Schließlich bedarf der Antrag, der am Mittwoch anstand, erst noch einer Genehmigung durch die Union. „London muss erklären, warum ein Aufschub gewünscht wird und sagen, warum dieser notwendig ist“, betonte EU-Chefunterhändler Michel Barnier im Europäischen Parlament in Straßburg. Tatsächlich gibt es nämlich Verträge, an die sich sogar Briten halten müssen. Die einschlägigen Regelwerke legen fest: Eine Verlängerung der zweijährigen Frist zwischen Abgabe einer Austrittserklärung und dem Vollzug bedarf der einstimmigen Billigung des Europäischen Rates, wie der EU-Gipfel offiziell heißt. Und: Er muss begründet werden.

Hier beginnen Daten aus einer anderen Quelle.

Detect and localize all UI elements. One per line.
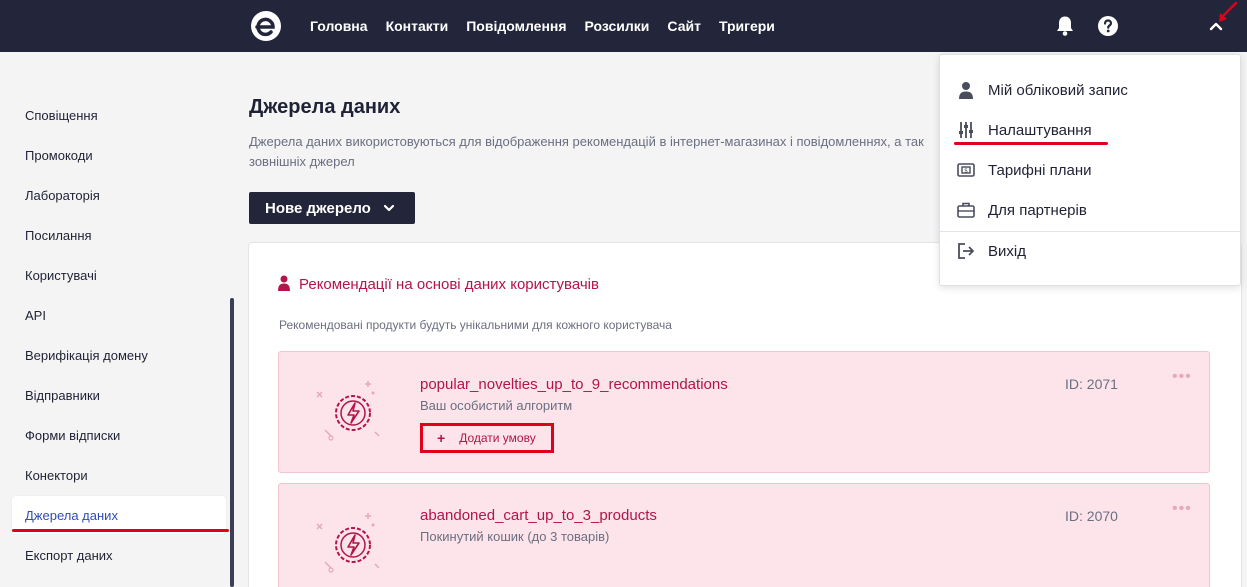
- user-icon: [278, 275, 290, 291]
- card-id: ID: 2070: [1065, 508, 1118, 524]
- card-subtitle: Покинутий кошик (до 3 товарів): [420, 529, 610, 544]
- sidebar-item-connectors[interactable]: Конектори: [25, 468, 88, 483]
- svg-text:$: $: [964, 168, 968, 175]
- page-description: Джерела даних використовуються для відоб…: [249, 134, 924, 169]
- chevron-down-icon: [383, 204, 394, 212]
- sidebar-item-data-export[interactable]: Експорт даних: [25, 548, 113, 563]
- sidebar-scrollbar[interactable]: [230, 298, 234, 587]
- menu-item-label: Вихід: [988, 243, 1026, 260]
- highlight-underline: [12, 529, 229, 532]
- bell-icon[interactable]: [1055, 15, 1075, 37]
- red-arrow-annotation-icon: [1219, 2, 1238, 22]
- nav-site[interactable]: Сайт: [667, 18, 701, 34]
- sidebar-item-notifications[interactable]: Сповіщення: [25, 108, 98, 123]
- help-icon[interactable]: [1098, 16, 1118, 36]
- nav-mailings[interactable]: Розсилки: [585, 18, 650, 34]
- data-source-card[interactable]: abandoned_cart_up_to_3_products Покинути…: [278, 483, 1210, 587]
- briefcase-icon: [957, 202, 975, 218]
- more-options-icon[interactable]: •••: [1172, 368, 1192, 386]
- logo-icon[interactable]: [250, 10, 282, 42]
- account-dropdown: Мій обліковий запис Налаштування $ Тариф…: [939, 54, 1242, 286]
- pricing-icon: $: [957, 163, 975, 177]
- plus-icon: +: [437, 430, 446, 446]
- sidebar-item-promocodes[interactable]: Промокоди: [25, 148, 93, 163]
- main-nav: Головна Контакти Повідомлення Розсилки С…: [310, 0, 793, 52]
- section-description: Рекомендовані продукти будуть унікальним…: [279, 318, 672, 332]
- card-title[interactable]: popular_novelties_up_to_9_recommendation…: [420, 376, 728, 393]
- page-title: Джерела даних: [249, 96, 401, 118]
- sidebar-item-label: Джерела даних: [25, 508, 118, 523]
- top-navbar: Головна Контакти Повідомлення Розсилки С…: [0, 0, 1247, 52]
- menu-item-logout[interactable]: Вихід: [940, 232, 1242, 272]
- nav-triggers[interactable]: Тригери: [719, 18, 775, 34]
- user-icon: [959, 82, 973, 99]
- menu-item-label: Для партнерів: [988, 202, 1087, 219]
- add-condition-button[interactable]: + Додати умову: [420, 423, 554, 453]
- sidebar-item-links[interactable]: Посилання: [25, 228, 92, 243]
- card-title[interactable]: abandoned_cart_up_to_3_products: [420, 507, 657, 524]
- more-options-icon[interactable]: •••: [1172, 500, 1192, 518]
- sidebar-item-senders[interactable]: Відправники: [25, 388, 100, 403]
- algorithm-icon: [316, 381, 380, 441]
- highlight-underline: [954, 142, 1108, 145]
- nav-contacts[interactable]: Контакти: [386, 18, 449, 34]
- add-condition-label: Додати умову: [459, 431, 536, 445]
- sidebar: Сповіщення Промокоди Лабораторія Посилан…: [0, 52, 236, 587]
- menu-item-partners[interactable]: Для партнерів: [940, 191, 1242, 231]
- new-source-label: Нове джерело: [265, 199, 371, 217]
- sliders-icon: [959, 122, 973, 138]
- menu-item-my-account[interactable]: Мій обліковий запис: [940, 71, 1242, 111]
- sidebar-item-api[interactable]: API: [25, 308, 46, 323]
- sidebar-item-laboratory[interactable]: Лабораторія: [25, 188, 100, 203]
- new-source-button[interactable]: Нове джерело: [249, 192, 415, 224]
- menu-item-label: Тарифні плани: [988, 162, 1092, 179]
- menu-item-settings[interactable]: Налаштування: [940, 111, 1242, 151]
- menu-item-plans[interactable]: $ Тарифні плани: [940, 151, 1242, 191]
- nav-messages[interactable]: Повідомлення: [466, 18, 566, 34]
- sidebar-item-unsubscribe-forms[interactable]: Форми відписки: [25, 428, 120, 443]
- card-subtitle: Ваш особистий алгоритм: [420, 398, 573, 413]
- card-id: ID: 2071: [1065, 376, 1118, 392]
- sidebar-item-users[interactable]: Користувачі: [25, 268, 97, 283]
- menu-item-label: Налаштування: [988, 122, 1092, 139]
- algorithm-icon: [316, 513, 380, 573]
- sidebar-item-domain-verification[interactable]: Верифікація домену: [25, 348, 148, 363]
- data-source-card[interactable]: popular_novelties_up_to_9_recommendation…: [278, 351, 1210, 473]
- logout-icon: [958, 243, 974, 259]
- section-title: Рекомендації на основі даних користувачі…: [299, 276, 599, 293]
- menu-item-label: Мій обліковий запис: [988, 82, 1128, 99]
- nav-home[interactable]: Головна: [310, 18, 368, 34]
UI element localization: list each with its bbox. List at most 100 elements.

Plausible Erklärungen könnten beispielsweise Neuwahlen oder ein neues Referendum sein. Außerdem sollte klar werden, warum die zusätzliche Frist Fortschritte bringen könnte. „Es muss etwas Greifbares dahinterstecken“, formulierte es Luxemburgs Außenamtschef Jean Asselborn am Mittwoch. Das kann in Brüssel aber derzeit niemand erkennen. Zwar wären die 27 Staats- und Regierungschefs durchaus in der Lage, bei ihrem Treffen Ende nächster Woche in Brüssel einen solchen Beschluss zu fassen.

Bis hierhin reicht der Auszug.